Cette image lui sembla bien excitante et pourtant si étrange à la fois, voir Roy ainsi soumis devant lui, allongé de tout son long, lui faisant confiance, tandis que seule sa chemise était encore en place sur ses épaules, largement ouverte pour ne rien cacher de son torse si parfaitement musclé. La situation n'avait rien de normale, et si l'idée lui avait semblé bonne au début, maintenant qu'il était sur le point de le faire, cela le dérangeait quelque peu. Roy n'était pas de ceux qui se soumettaient, bien sûr le fait qu'il soit prêt à le faire avec lui, montrait à quel point il avait confiance, mais en même temps, à cet instant, Edward se trouva un peu gauche, ne sachant pas exactement par où commencer. Il vit Roy sourire faiblement avant de fermer les yeux et prit finalement la décision que ça ne serait pas pour aujourd'hui. Il pensa vaguement à la situation, se disant qu'ils l'avaient déjà fait avec bien moins de préparation, il caressa alors un peu le sexe de Roy, se délectant des bruits de plaisir qu'il provoquait une fois encore, tandis que de son autre main il titilla son entrée. Jugeant que ce serait suffisant, il jeta un rapide coup d'œil à Roy, celui-ci avait encore les yeux fermés, la bouche entrouverte, laissant échapper des soupirs de plaisir. Edward se redressa alors sur ses genoux, chevauchant le corps de Roy avant de lentement s'empaler sur son membre. Si les yeux de Roy s'ouvrirent sous la surprise, le regard changea bien vite et se remplit de plaisir. Voir Edward ainsi au-dessus de lui, s'empalant pleinement sur son sexe tendu alors qu'il se préparait à l'accueillir en lui avait été plus que surprenant, et en même temps la vision de pure débauche que lui offrait son amant à cet instant précis lui rappela la fois où, arrivés trempés à la caserne, ils s'étaient laissés à quelques plaisirs charnels dans les vestiaires du quartier général.
Bien vite, Roy prit les choses en main, passant celles-ci au niveau des hanches du blond pour l'aider à se soulever et s'abaisser à un rythme qui leur convenait à tous les deux. Les gémissements d'Edward se mêlaient à sa respiration erratique, sentant que son jeune amant se retenait, Roy se redressa un peu, se mettant presque en position assise, tandis qu'Edward se penchait vers lui, enfouissant sa tête entre son cou et son épaule, mordant parfois la chair de l'alchimiste de flamme pour masquer au mieux ses gémissements. Bientôt, la main de Roy se fraya un chemin entre leurs deux corps, titillant sa virilité avant de s'en saisir pleinement pour la caresser au même rythme que ses propres allers et venues dans le corps du blond.

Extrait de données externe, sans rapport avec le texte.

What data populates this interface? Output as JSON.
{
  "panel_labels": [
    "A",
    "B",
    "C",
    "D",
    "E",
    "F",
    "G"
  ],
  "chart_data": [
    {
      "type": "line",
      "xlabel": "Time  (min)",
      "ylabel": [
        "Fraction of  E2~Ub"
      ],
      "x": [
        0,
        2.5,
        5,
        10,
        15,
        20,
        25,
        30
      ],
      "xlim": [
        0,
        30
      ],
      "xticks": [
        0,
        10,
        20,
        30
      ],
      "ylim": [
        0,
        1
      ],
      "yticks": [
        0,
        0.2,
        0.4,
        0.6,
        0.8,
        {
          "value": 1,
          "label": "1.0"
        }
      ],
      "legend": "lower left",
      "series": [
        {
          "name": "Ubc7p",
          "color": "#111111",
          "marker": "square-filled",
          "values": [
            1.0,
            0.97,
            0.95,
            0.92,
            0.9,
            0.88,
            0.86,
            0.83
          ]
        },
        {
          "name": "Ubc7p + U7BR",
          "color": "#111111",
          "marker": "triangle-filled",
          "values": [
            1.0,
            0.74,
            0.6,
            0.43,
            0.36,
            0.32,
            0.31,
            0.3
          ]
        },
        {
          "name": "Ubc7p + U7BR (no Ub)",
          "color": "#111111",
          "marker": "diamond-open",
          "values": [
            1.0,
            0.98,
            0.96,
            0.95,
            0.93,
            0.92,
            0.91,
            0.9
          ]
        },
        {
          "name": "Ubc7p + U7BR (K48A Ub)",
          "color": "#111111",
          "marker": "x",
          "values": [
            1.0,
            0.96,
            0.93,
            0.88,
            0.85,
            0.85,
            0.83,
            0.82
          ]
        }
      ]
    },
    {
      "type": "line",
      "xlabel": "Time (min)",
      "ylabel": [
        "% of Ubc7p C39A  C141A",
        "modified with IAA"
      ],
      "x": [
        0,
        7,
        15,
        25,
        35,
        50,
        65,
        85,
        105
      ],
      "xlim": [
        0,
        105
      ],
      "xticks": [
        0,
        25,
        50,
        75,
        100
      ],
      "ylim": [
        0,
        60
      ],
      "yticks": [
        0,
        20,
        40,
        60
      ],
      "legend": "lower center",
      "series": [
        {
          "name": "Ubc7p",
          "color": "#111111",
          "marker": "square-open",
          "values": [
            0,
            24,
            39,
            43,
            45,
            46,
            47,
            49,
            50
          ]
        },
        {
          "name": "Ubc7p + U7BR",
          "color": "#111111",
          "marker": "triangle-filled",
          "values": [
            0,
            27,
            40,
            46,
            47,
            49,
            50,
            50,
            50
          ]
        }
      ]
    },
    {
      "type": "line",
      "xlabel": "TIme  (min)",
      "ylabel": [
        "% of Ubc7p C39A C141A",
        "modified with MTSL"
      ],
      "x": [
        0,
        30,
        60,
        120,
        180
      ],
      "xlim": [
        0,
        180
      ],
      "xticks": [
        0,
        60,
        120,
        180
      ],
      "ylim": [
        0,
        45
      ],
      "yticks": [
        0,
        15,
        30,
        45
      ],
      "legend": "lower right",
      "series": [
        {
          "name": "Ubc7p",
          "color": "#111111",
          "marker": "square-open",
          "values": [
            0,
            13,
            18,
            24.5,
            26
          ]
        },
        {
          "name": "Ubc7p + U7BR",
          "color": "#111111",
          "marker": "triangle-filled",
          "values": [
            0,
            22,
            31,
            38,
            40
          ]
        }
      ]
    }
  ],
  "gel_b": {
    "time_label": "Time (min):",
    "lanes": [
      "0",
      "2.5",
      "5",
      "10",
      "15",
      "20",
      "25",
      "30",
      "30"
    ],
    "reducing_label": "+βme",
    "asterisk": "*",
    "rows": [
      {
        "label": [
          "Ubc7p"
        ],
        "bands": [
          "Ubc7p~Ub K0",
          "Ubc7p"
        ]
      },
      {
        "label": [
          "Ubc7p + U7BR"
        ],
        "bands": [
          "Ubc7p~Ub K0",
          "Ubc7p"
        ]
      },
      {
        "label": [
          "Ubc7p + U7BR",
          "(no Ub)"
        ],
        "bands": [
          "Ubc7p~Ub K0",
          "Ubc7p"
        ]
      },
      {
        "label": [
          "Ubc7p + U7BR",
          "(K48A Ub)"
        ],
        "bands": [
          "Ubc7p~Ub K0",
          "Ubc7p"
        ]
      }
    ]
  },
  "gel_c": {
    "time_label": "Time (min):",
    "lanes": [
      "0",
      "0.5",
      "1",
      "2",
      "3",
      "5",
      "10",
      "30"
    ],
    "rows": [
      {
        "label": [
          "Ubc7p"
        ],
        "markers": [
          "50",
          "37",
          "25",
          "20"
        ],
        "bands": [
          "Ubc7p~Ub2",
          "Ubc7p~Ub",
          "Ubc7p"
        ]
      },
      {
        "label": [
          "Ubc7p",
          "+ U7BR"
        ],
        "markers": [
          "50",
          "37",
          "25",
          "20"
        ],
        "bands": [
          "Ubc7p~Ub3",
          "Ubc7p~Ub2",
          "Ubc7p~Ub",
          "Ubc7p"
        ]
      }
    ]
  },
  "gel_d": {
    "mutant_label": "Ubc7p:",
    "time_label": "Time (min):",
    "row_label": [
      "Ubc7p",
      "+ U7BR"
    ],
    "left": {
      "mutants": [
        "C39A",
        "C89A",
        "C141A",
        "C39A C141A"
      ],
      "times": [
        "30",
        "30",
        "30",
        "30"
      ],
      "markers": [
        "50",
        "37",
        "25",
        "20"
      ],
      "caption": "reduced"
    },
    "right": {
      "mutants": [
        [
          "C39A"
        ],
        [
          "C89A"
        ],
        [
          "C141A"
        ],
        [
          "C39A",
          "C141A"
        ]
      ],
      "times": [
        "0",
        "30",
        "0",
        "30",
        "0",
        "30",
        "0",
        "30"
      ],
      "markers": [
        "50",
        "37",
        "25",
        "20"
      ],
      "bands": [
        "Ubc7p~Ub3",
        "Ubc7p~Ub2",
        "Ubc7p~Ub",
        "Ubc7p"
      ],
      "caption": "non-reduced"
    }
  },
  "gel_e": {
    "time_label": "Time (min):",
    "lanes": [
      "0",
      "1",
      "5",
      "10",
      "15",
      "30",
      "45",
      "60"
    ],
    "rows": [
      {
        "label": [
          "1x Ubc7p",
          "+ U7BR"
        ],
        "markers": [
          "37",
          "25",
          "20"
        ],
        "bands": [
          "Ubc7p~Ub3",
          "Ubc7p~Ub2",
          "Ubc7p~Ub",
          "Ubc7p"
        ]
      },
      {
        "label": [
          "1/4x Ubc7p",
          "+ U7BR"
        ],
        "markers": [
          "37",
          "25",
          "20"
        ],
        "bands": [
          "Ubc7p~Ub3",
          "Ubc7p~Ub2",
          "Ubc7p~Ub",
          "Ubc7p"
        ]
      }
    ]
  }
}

-Roy… je… entama Edward entre deux gémissements.
-Vas-y, répondit le concerné avec un fin sourire avant d'aller chercher les lèvres tentatrices de son alchimiste personnel pour les raviver d'un baiser, étouffant leurs gémissements communs dus au plaisir qui les submergeait.
Edward se laissa aller, s'affalant davantage sur le torse du brun qui lui embrassait tendrement le cou.
-Je crois que je t'ai fait un suçon, souffla Edward face à la trace rouge qui apparaissait sur la peau blanche de Roy.
-Il n'y a que toi qui a ce privilège, confirma Roy qui n'avait jamais laissé quelqu'un d'autre qu'Edward marquer sa peau.
-C'est pour toutes les fois ou c'est toi qui m'en fais.
Roy ne répondit rien, continuant sa ribambelle de baisers avant de se décoller de son homme. Il fut ravi de constater que leur cabine privatisée bénéficiait d'un coin pour se rafraichir. Lentement, il souleva Edward pour le poser sur la banquette, le laissait refaire surface à son rythme tandis qu'il fouillait dans leur valise pour en sortir une serviette et un gant de toilette, souhaitant nettoyer les légères traces laissées par le plaisir d'Edward sur son torse. Edward de son côté était assis, observant Roy se nettoyer, détaillait ce corps à demi-nu de dos. Ses fesses rebondies, ses jambes musclées. Se rendant compte à quel point il était privilégié à l'heure actuelle d'être marié à un tel homme, qui en plus d'être beau, attentionné et tout un tas d'autres choses, savait cuisiner à la perfection. Cette réflexion le fit rire, faisant se retourner Roy qui l'observa en se moquant de leur nudité.
-Qu'est ce qui t'arrive ?
-Rien, je me disais juste que tu cuisinais super bien.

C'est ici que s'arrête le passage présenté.